Fetching 10 files:   0%|          | 0/10 [00:00<?, ?it/s]



### Inference with intervention locations

In [4]:
instruction = "Tell me about the NLP Group at Stanford University."

# tokenize and prepare the input
prompt = prompt_no_input_template % instruction
prompt = tokenizer(prompt, return_tensors="pt").to(device)
intervention_locations = torch.tensor([get_intervention_locations(
    last_position=prompt["input_ids"].shape[-1], positions="f5+l5",
    num_interventions=len(reft_model.interventions))]).permute(1, 0, 2).tolist()

# generate
_, reft_response = reft_model.generate(
    prompt, 
    unit_locations={"sources->base": (None, intervention_locations)},
    intervene_on_prompt=True, max_new_tokens=512, do_sample=False, 
    no_repeat_ngram_size=5, repetition_penalty=1.1,
    eos_token_id=tokenizer.eos_token_id, early_stopping=True
)
print(tokenizer.decode(reft_response[0], skip_special_tokens=True))

Keyword arguments {'add_special_tokens': False} not recognized.


Below is an instruction that describes a task. Write a response that appropriately completes the request.

### Instruction:
Tell me about the NLP Group at Stanford University.

### Response:
The Natural Language Processing (NLP) group at Stanford University is a research and teaching group focused on developing algorithms and systems for understanding human language. The group was founded in 1983 by John R. Pierce, who served as its first director until his retirement in 2004. Today, the group is led by Professor Christopher Manning, who has been the director since 2005.

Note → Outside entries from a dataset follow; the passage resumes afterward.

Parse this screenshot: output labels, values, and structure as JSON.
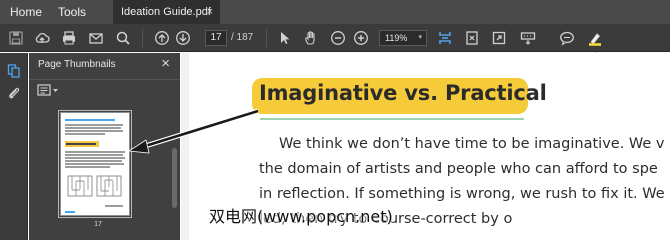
{
  "menu": {
    "home": "Home",
    "tools": "Tools"
  },
  "tab": {
    "title": "Ideation Guide.pdf",
    "close": "×"
  },
  "toolbar": {
    "current_page": "17",
    "page_total": "/ 187",
    "zoom": "119%",
    "zoom_caret": "▾",
    "icons": [
      "save-icon",
      "cloud-upload-icon",
      "print-icon",
      "email-icon",
      "search-icon",
      "page-up-icon",
      "page-down-icon",
      "select-cursor-icon",
      "hand-tool-icon",
      "zoom-out-icon",
      "zoom-in-icon",
      "fit-width-icon",
      "fit-page-icon",
      "full-screen-icon",
      "read-mode-icon",
      "comment-icon",
      "highlight-icon"
    ]
  },
  "panel": {
    "title": "Page Thumbnails",
    "close": "×",
    "thumbnail_page": "17"
  },
  "document": {
    "heading": "Imaginative vs. Practical",
    "lines": [
      "We think we don’t have time to be imaginative. We v",
      "the domain of artists and people who can afford to spe",
      "in reflection. If something is wrong, we rush to fix it. We",
      "                                    led, then try to course-correct by o"
    ]
  },
  "watermark": "双电网(www.popcn.net)",
  "colors": {
    "toolbar_bg": "#3b3b3b",
    "heading_highlight": "#f6cb3a",
    "accent_blue": "#4ea3f0",
    "heading_rule": "#9bd3b8"
  }
}
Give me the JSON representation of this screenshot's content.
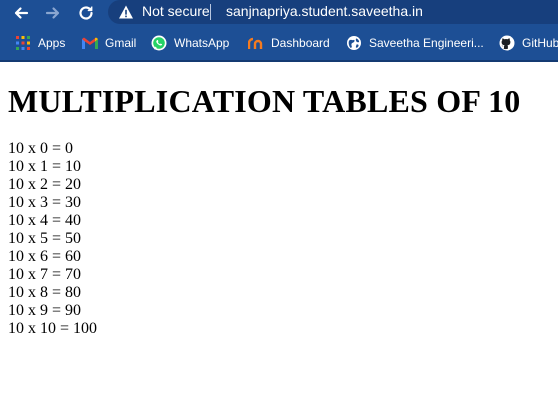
{
  "browser": {
    "security_label": "Not secure",
    "url": "sanjnapriya.student.saveetha.in"
  },
  "bookmarks": [
    {
      "label": "Apps",
      "icon": "apps-grid-icon"
    },
    {
      "label": "Gmail",
      "icon": "gmail-icon"
    },
    {
      "label": "WhatsApp",
      "icon": "whatsapp-icon"
    },
    {
      "label": "Dashboard",
      "icon": "dashboard-icon"
    },
    {
      "label": "Saveetha Engineeri...",
      "icon": "globe-icon"
    },
    {
      "label": "GitHub",
      "icon": "github-icon"
    }
  ],
  "page": {
    "heading": "MULTIPLICATION TABLES OF 10",
    "lines": [
      "10 x 0 = 0",
      "10 x 1 = 10",
      "10 x 2 = 20",
      "10 x 3 = 30",
      "10 x 4 = 40",
      "10 x 5 = 50",
      "10 x 6 = 60",
      "10 x 7 = 70",
      "10 x 8 = 80",
      "10 x 9 = 90",
      "10 x 10 = 100"
    ]
  }
}
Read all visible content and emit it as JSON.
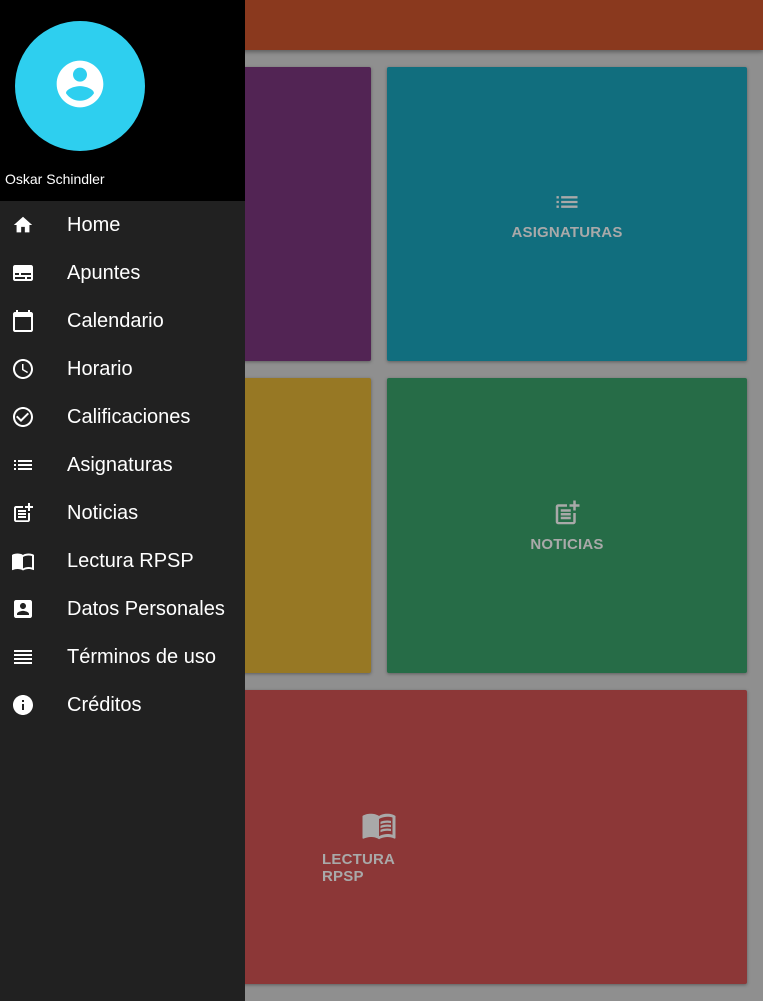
{
  "drawer": {
    "user_name": "Oskar Schindler",
    "avatar_icon": "account-circle-icon",
    "avatar_color": "#2ecfef",
    "items": [
      {
        "label": "Home",
        "icon": "home-icon"
      },
      {
        "label": "Apuntes",
        "icon": "subtitles-icon"
      },
      {
        "label": "Calendario",
        "icon": "calendar-icon"
      },
      {
        "label": "Horario",
        "icon": "clock-icon"
      },
      {
        "label": "Calificaciones",
        "icon": "check-circle-icon"
      },
      {
        "label": "Asignaturas",
        "icon": "list-icon"
      },
      {
        "label": "Noticias",
        "icon": "post-add-icon"
      },
      {
        "label": "Lectura RPSP",
        "icon": "menu-book-icon"
      },
      {
        "label": "Datos Personales",
        "icon": "contact-card-icon"
      },
      {
        "label": "Términos de uso",
        "icon": "lines-icon"
      },
      {
        "label": "Créditos",
        "icon": "info-icon"
      }
    ]
  },
  "tiles": {
    "asignaturas": {
      "label": "ASIGNATURAS",
      "icon": "list-icon",
      "color": "#116e7e"
    },
    "noticias": {
      "label": "NOTICIAS",
      "icon": "post-add-icon",
      "color": "#266c47"
    },
    "lectura": {
      "label": "LECTURA RPSP",
      "icon": "menu-book-icon",
      "color": "#8c3737"
    },
    "purple_color": "#522454",
    "mustard_color": "#977824"
  },
  "topbar_color": "#8a391e"
}
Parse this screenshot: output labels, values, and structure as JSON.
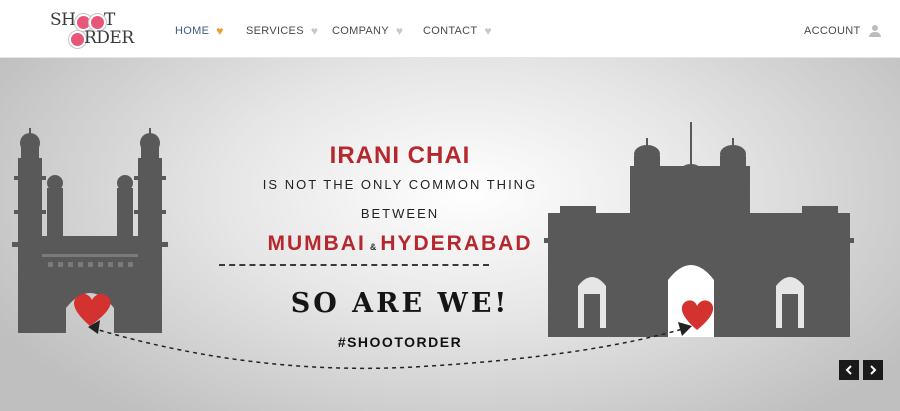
{
  "header": {
    "logo": {
      "line1": "SH",
      "line1_tail": "T",
      "line2": "RDER"
    },
    "menu": [
      {
        "label": "HOME",
        "active": true
      },
      {
        "label": "SERVICES",
        "active": false
      },
      {
        "label": "COMPANY",
        "active": false
      },
      {
        "label": "CONTACT",
        "active": false
      }
    ],
    "account_label": "ACCOUNT"
  },
  "hero": {
    "headline": "IRANI CHAI",
    "line2": "IS NOT THE ONLY COMMON THING",
    "line3": "BETWEEN",
    "city1": "MUMBAI",
    "ampersand": "&",
    "city2": "HYDERABAD",
    "tagline": "SO ARE WE!",
    "hashtag": "#SHOOTORDER"
  },
  "colors": {
    "accent_red": "#b7282e",
    "heart_active": "#f39a2c",
    "heart_inactive": "#c8c8c8",
    "monument": "#595959",
    "slider_button": "#1a1a1a"
  },
  "icons": {
    "nav_heart": "heart-icon",
    "account": "user-icon",
    "prev": "chevron-left-icon",
    "next": "chevron-right-icon"
  }
}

The NLP group's research focuses on a wide range of topics related to natural language processing, including machine translation, text classification, sentiment analysis, question answering, and more. The group also works closely with other departments at Stanford, such as Computer Science, Linguistics, and Psychology, to explore new directions in natural language processing.

In addition to conducting cutting-edge re